If you “relax the evolution”, by injecting some randomness into the search, Stephen finds that the iterative procedures end up with better results, but often only after an enormous amount of steps that would be infeasible for evolution.
And the takeaway here, is that evolution is limited in its ability to shape systems. This strongly suggests that the details of pigmentation patterns are not the result of some careful evolutionary process, and their complexity is just a side-effect.
Now you may be thinking, “this pigmentation stuff is interesting, but what about other systems in biology?”
Well, one thing Stephen studies in NKS, is the shape of different organisms. In particular, he looks at the shapes of different leaves in the plant kingdom.
And what he finds is that the variation and complexity of leaf shape, can be also be modeled by changes to simple programs, in this case, substitution programs with slightly different branching radii:
He then uses similar ideas to study animal growth and shape, in particular looking at the shapes of various shells. But the point is that much like pigmentation, the observed variance and complexity in organism shape can mostly be explained not by natural selection, but rather by small changes in the underlying rules of simple programs.
To summarize the biological claims of NKS, we can imagine two views on biology. The first view, is that biological systems start as this simple goop. And evolution, is an adept and sober “sculptor”, meticulously removing bits of goop into these very specific shapes and patterns, that are chosen, because they are somehow more fit.
An alternative view, is that instead, biological systems, from the start are this complex amalgamation of parts that are capable of a wide range of different behaviors. And evolution is like a drunk, blindfolded sculptor, that is just doing its best to keep the biological systems from devolving into chaos.
In the first “sober sculptor model”, the causality lies with evolution, and the observed phenomena can be traced back to natural selection. In the second “drunk sculptor model”, the causality mostly lies with the systems, and biological phenomena can be explained mostly by modeling the physical systems.

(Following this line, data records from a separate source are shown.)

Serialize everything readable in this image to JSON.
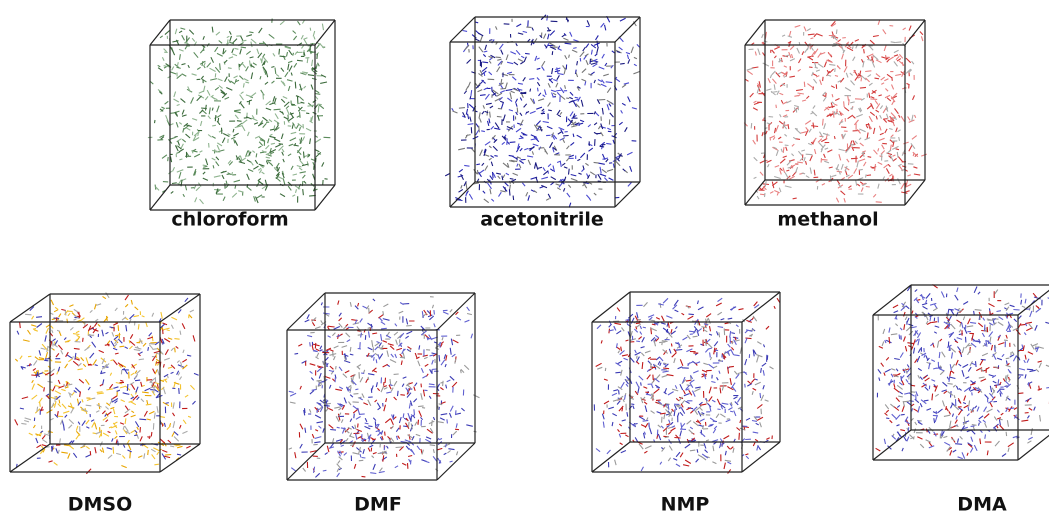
{
  "panels": [
    {
      "label": "chloroform"
    },
    {
      "label": "acetonitrile"
    },
    {
      "label": "methanol"
    },
    {
      "label": "DMSO"
    },
    {
      "label": "DMF"
    },
    {
      "label": "NMP"
    },
    {
      "label": "DMA"
    }
  ]
}
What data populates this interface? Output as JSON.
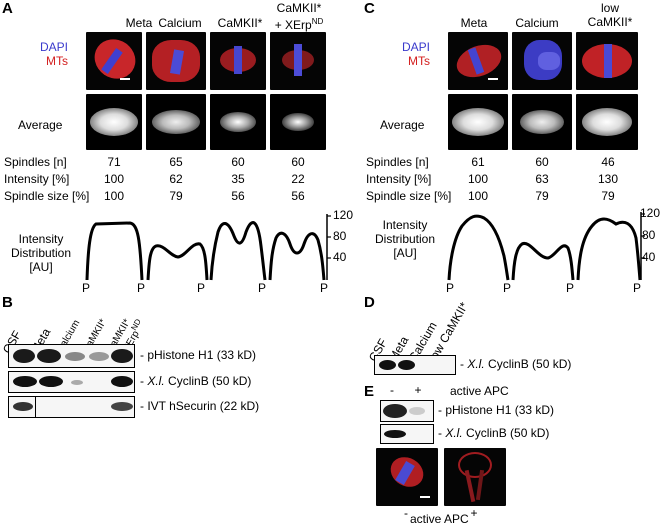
{
  "panels": {
    "A": "A",
    "B": "B",
    "C": "C",
    "D": "D",
    "E": "E"
  },
  "panelA": {
    "columns": [
      {
        "line1": "Meta",
        "line2": ""
      },
      {
        "line1": "Calcium",
        "line2": ""
      },
      {
        "line1": "CaMKII*",
        "line2": ""
      },
      {
        "line1": "CaMKII*",
        "line2": "+ XErp",
        "sup": "ND"
      }
    ],
    "legend_dapi": "DAPI",
    "legend_mts": "MTs",
    "average_label": "Average",
    "rows": [
      {
        "label": "Spindles [n]",
        "values": [
          "71",
          "65",
          "60",
          "60"
        ]
      },
      {
        "label": "Intensity [%]",
        "values": [
          "100",
          "62",
          "35",
          "22"
        ]
      },
      {
        "label": "Spindle size [%]",
        "values": [
          "100",
          "79",
          "56",
          "56"
        ]
      }
    ],
    "distribution_label": [
      "Intensity",
      "Distribution",
      "[AU]"
    ],
    "y_ticks": [
      "120",
      "80",
      "40"
    ],
    "pole_label": "P"
  },
  "panelC": {
    "columns": [
      {
        "line1": "Meta",
        "line2": ""
      },
      {
        "line1": "Calcium",
        "line2": ""
      },
      {
        "line1": "low",
        "line2": "CaMKII*"
      }
    ],
    "legend_dapi": "DAPI",
    "legend_mts": "MTs",
    "average_label": "Average",
    "rows": [
      {
        "label": "Spindles [n]",
        "values": [
          "61",
          "60",
          "46"
        ]
      },
      {
        "label": "Intensity [%]",
        "values": [
          "100",
          "63",
          "130"
        ]
      },
      {
        "label": "Spindle size [%]",
        "values": [
          "100",
          "79",
          "79"
        ]
      }
    ],
    "distribution_label": [
      "Intensity",
      "Distribution",
      "[AU]"
    ],
    "y_ticks": [
      "120",
      "80",
      "40"
    ],
    "pole_label": "P"
  },
  "panelB": {
    "lanes": [
      "CSF",
      "Meta",
      "Calcium",
      "CaMKII*"
    ],
    "lane5_line1": "CaMKII*",
    "lane5_line2": "+ XErp",
    "lane5_sup": "ND",
    "blots": [
      {
        "label": "- pHistone H1 (33 kD)"
      },
      {
        "label_prefix": "- ",
        "label_italic": "X.l.",
        "label_rest": " CyclinB (50 kD)"
      },
      {
        "label": "- IVT hSecurin (22 kD)"
      }
    ]
  },
  "panelD": {
    "lanes": [
      "CSF",
      "Meta",
      "Calcium",
      "low CaMKII*"
    ],
    "label_prefix": "- ",
    "label_italic": "X.l.",
    "label_rest": " CyclinB (50 kD)"
  },
  "panelE": {
    "lane_minus": "-",
    "lane_plus": "+",
    "header": "active APC",
    "blots": [
      {
        "label": "- pHistone H1 (33 kD)"
      },
      {
        "label_prefix": "- ",
        "label_italic": "X.l.",
        "label_rest": " CyclinB (50 kD)"
      }
    ],
    "bottom_minus": "-",
    "bottom_plus": "+",
    "bottom_label": "active APC"
  },
  "colors": {
    "dapi": "#3a3acc",
    "mts": "#d42020",
    "band": "#111111"
  }
}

Especially when New Kind of Science was published, the sober sculptor view was popular among biologists, and so Stephen made a point to emphasize the drunk sculptor view.

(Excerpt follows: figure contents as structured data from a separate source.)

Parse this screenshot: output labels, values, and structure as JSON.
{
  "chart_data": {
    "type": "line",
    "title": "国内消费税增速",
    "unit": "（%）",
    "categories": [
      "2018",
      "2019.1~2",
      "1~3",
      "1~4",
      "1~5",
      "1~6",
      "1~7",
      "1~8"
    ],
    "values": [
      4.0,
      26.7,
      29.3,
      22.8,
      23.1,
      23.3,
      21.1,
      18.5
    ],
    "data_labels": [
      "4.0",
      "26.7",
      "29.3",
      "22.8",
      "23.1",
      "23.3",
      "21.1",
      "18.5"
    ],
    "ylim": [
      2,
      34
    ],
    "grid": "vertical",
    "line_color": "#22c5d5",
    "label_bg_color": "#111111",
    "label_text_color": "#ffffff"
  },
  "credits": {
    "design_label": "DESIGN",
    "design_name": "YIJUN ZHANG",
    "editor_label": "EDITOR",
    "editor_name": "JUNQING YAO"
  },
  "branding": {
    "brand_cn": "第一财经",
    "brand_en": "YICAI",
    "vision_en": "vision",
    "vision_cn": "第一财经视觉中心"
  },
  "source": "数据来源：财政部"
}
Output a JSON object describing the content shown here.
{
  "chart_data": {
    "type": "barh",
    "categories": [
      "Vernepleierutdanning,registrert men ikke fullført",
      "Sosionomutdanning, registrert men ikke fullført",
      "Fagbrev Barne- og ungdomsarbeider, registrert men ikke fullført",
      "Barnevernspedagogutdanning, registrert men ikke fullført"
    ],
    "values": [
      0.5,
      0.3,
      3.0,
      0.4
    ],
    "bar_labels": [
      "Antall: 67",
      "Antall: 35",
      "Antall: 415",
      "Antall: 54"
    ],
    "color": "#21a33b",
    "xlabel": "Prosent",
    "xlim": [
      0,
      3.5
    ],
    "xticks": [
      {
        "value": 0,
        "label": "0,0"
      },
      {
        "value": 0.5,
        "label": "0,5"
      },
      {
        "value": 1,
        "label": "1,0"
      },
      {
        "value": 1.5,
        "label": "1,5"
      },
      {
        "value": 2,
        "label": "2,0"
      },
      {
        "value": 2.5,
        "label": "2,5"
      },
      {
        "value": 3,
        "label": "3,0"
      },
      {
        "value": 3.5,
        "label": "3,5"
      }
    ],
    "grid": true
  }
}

To be clear though, even in the drunk sculptor view, evolution does have some effect, and Stephen is not saying that it doesn’t. But the crucial point, is its effects will be high-level and the intricate details of biological systems can better be explained by computational irreducibility then by natural selection.
In NKS though, Stephen did not actually have a minimal model for the evolution of adaptive systems. He touched on it with the constraint satisfaction problems, but critically, this was only really modeling the process of pigmentation, and there was no clear picture of a “computational organism”.
In recent times, Stephen has made progress on this front, and it is the critical new element in his view on biology.